Perry was further encouraged to go down that path when he witnessed his undergraduate advisor at Tech, Mary Daniels, go through a cancer battle of her own. He wanted to be able to contribute to the science that would make her fight – and the fight of millions of others – that much easier.
“During my junior year I did undergraduate research with Dr. Pedro Arce and Dr. Robby Sanders on the methodology of biofluid mixing. Then, for my bimolecular concentration, we take some additional classes that the other chemical engineering majors do not, like biochemistry and biotechnology processing. That opened the door to gene engineering and that kind of thing, and that was super interesting to me. So that's kind of confirmed that is what I want to do in the future.”
This summer, Perry starts his master’s level research with Sanders on a protein gene found in the lungs.
“Some people have a deficiency in that protein that leads to early onset emphysema,” he explained. “Over 300,000 Americans have it don't know it. So, we're looking at ways to engineer something that people could take as a medication to teach their body to create that protein so that it does that on its own.”

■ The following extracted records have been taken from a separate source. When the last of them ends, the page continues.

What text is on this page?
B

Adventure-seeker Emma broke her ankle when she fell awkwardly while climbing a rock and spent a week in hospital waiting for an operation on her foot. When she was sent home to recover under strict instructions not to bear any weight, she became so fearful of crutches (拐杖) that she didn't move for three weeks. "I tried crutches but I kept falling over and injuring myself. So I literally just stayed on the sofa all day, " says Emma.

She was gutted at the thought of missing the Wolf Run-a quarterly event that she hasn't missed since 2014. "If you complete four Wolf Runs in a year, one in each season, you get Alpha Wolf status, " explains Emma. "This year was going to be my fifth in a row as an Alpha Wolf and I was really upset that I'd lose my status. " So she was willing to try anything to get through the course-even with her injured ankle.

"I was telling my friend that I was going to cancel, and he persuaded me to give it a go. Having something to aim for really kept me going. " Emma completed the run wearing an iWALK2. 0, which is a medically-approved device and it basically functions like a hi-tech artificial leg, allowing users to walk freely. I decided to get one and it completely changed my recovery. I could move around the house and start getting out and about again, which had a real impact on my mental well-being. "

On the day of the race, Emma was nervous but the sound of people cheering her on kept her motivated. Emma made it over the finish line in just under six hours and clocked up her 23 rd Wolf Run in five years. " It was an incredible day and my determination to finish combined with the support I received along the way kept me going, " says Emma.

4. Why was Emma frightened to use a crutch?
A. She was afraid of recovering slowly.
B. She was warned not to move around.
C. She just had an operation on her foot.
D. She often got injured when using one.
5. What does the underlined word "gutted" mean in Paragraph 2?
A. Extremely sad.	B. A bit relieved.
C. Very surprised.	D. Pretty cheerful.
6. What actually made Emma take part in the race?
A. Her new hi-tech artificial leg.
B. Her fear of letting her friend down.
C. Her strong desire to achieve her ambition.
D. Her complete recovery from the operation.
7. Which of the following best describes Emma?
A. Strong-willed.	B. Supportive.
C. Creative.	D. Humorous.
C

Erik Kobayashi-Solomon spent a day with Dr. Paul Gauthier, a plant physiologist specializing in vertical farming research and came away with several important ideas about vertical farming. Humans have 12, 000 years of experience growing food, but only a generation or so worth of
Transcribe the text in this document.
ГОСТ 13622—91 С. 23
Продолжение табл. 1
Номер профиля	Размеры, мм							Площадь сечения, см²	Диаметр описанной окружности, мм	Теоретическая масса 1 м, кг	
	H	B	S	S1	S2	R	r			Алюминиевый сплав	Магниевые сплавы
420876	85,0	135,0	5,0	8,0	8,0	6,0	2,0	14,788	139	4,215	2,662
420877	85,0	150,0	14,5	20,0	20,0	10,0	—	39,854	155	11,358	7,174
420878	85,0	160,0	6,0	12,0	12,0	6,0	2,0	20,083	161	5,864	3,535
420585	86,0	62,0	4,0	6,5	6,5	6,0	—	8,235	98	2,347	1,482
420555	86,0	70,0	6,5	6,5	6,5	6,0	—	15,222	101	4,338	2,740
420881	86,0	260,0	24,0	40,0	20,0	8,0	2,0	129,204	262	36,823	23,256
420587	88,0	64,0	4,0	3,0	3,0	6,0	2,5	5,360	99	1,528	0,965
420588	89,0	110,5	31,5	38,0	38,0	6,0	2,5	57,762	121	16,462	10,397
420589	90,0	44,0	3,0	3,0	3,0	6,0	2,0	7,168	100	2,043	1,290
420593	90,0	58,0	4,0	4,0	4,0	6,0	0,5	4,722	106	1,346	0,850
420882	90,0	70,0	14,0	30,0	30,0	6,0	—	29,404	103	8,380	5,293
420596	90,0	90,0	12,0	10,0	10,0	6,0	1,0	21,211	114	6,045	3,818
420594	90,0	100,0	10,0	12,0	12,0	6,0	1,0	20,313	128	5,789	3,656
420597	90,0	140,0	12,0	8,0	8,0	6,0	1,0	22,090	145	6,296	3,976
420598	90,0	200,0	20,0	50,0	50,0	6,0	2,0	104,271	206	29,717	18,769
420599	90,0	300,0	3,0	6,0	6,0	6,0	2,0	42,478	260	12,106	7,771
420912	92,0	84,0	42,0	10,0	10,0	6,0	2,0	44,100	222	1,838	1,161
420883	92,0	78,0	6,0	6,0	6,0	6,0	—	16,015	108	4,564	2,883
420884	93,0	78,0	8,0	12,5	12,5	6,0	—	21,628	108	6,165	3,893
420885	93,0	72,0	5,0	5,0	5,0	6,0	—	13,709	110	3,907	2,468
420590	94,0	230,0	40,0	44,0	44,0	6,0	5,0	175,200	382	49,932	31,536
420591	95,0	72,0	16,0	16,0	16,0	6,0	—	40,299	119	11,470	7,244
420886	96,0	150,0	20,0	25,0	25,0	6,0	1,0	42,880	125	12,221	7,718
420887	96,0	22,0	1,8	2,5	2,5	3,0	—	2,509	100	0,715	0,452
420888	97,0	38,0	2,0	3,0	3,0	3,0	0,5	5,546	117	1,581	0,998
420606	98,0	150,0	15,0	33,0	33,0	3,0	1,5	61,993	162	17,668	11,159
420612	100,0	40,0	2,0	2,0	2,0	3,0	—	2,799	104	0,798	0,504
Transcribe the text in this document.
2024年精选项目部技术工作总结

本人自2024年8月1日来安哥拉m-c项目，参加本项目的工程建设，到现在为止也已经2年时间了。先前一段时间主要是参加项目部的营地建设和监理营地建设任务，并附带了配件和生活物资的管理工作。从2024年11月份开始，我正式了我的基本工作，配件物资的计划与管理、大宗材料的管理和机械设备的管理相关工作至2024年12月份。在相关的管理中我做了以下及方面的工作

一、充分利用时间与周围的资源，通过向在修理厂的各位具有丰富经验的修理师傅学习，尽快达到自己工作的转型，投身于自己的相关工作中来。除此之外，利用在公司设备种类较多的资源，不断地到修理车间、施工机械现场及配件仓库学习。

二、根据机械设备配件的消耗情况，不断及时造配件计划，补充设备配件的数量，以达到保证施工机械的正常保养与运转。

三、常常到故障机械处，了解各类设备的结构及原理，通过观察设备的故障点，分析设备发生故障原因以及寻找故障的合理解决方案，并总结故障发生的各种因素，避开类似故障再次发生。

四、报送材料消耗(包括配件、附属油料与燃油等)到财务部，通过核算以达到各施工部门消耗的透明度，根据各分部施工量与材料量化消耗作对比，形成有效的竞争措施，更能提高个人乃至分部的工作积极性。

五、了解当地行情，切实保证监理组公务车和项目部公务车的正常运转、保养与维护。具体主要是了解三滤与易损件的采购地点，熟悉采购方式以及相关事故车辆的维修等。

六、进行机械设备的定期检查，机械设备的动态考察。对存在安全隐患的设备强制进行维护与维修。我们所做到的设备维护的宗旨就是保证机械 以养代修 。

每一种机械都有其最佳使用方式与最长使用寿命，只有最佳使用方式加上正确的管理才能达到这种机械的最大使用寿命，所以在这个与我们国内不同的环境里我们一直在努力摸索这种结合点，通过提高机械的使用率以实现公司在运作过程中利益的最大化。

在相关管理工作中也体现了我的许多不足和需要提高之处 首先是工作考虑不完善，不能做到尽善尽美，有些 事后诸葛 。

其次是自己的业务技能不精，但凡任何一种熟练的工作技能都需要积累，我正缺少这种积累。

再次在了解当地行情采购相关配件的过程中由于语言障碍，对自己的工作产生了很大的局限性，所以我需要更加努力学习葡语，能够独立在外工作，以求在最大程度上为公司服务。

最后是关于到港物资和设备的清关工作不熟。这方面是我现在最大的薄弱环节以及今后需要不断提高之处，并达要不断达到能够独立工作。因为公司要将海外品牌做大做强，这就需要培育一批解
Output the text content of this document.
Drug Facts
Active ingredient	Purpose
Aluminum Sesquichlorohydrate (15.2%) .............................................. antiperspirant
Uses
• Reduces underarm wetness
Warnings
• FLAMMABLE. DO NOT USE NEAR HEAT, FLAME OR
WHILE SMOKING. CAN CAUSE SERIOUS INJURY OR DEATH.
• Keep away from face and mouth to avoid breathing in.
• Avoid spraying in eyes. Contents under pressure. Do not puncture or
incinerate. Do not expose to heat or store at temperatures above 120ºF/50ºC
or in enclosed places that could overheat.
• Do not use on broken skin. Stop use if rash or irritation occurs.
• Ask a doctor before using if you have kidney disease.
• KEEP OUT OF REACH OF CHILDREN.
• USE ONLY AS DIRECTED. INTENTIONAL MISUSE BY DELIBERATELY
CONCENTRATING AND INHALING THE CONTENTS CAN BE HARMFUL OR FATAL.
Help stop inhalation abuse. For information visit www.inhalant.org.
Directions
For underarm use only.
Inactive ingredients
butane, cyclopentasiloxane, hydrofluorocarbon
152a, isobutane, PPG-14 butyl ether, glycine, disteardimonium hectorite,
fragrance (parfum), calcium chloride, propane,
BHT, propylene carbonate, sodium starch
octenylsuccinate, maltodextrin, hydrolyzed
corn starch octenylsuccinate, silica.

In addition to officially starting his master’s this summer with a head start from the credits earned during the Fast Track program, Perry is also spending time at SOAR, helping incoming Tech freshmen learn the ins and outs of the campus before they start this fall. In previous summers he served as a student orientation leader which not only involved helping new students learn the layout of the campus but also helping them break the ice to make friends with fellow freshmen. That way, when they all start in the fall, the students will start their college journey with some already familiar faces.
“I really like how we do it here,” Perry said. “We walk you through everything, not to belittle you, but to just show you the ropes. If you haven’t been on campus before, it’s a big place.”
This summer, Perry is working at SOAR as a student coordinator. This new position has him working behind the scenes to make sure all the student orientation leaders are well-organized and have everything they need to ensure visiting freshmen and their families have a great introduction to campus.
In his spare time during the semester, Perry also tutors fellow students in math and sciences such as chemistry and biology, as well as serving as a peer mentor in the Department of Chemical Engineering. In addition, he is a member of the American Institute of Chemical Engineering and was a senator for the College of Engineering in the Student Government Association.
“Russell is eager to learn and is a real team player. He carries great interpersonal skills and is very intelligent, and has excellent communication skills,” said Daniels, his undergraduate advisor. “He took the opportunity of carrying out independent research and successfully worked in groups as well. His intellectual potential and attentiveness are well evident by the fact he obtained a good, sound knowledge during his undergraduate studies.”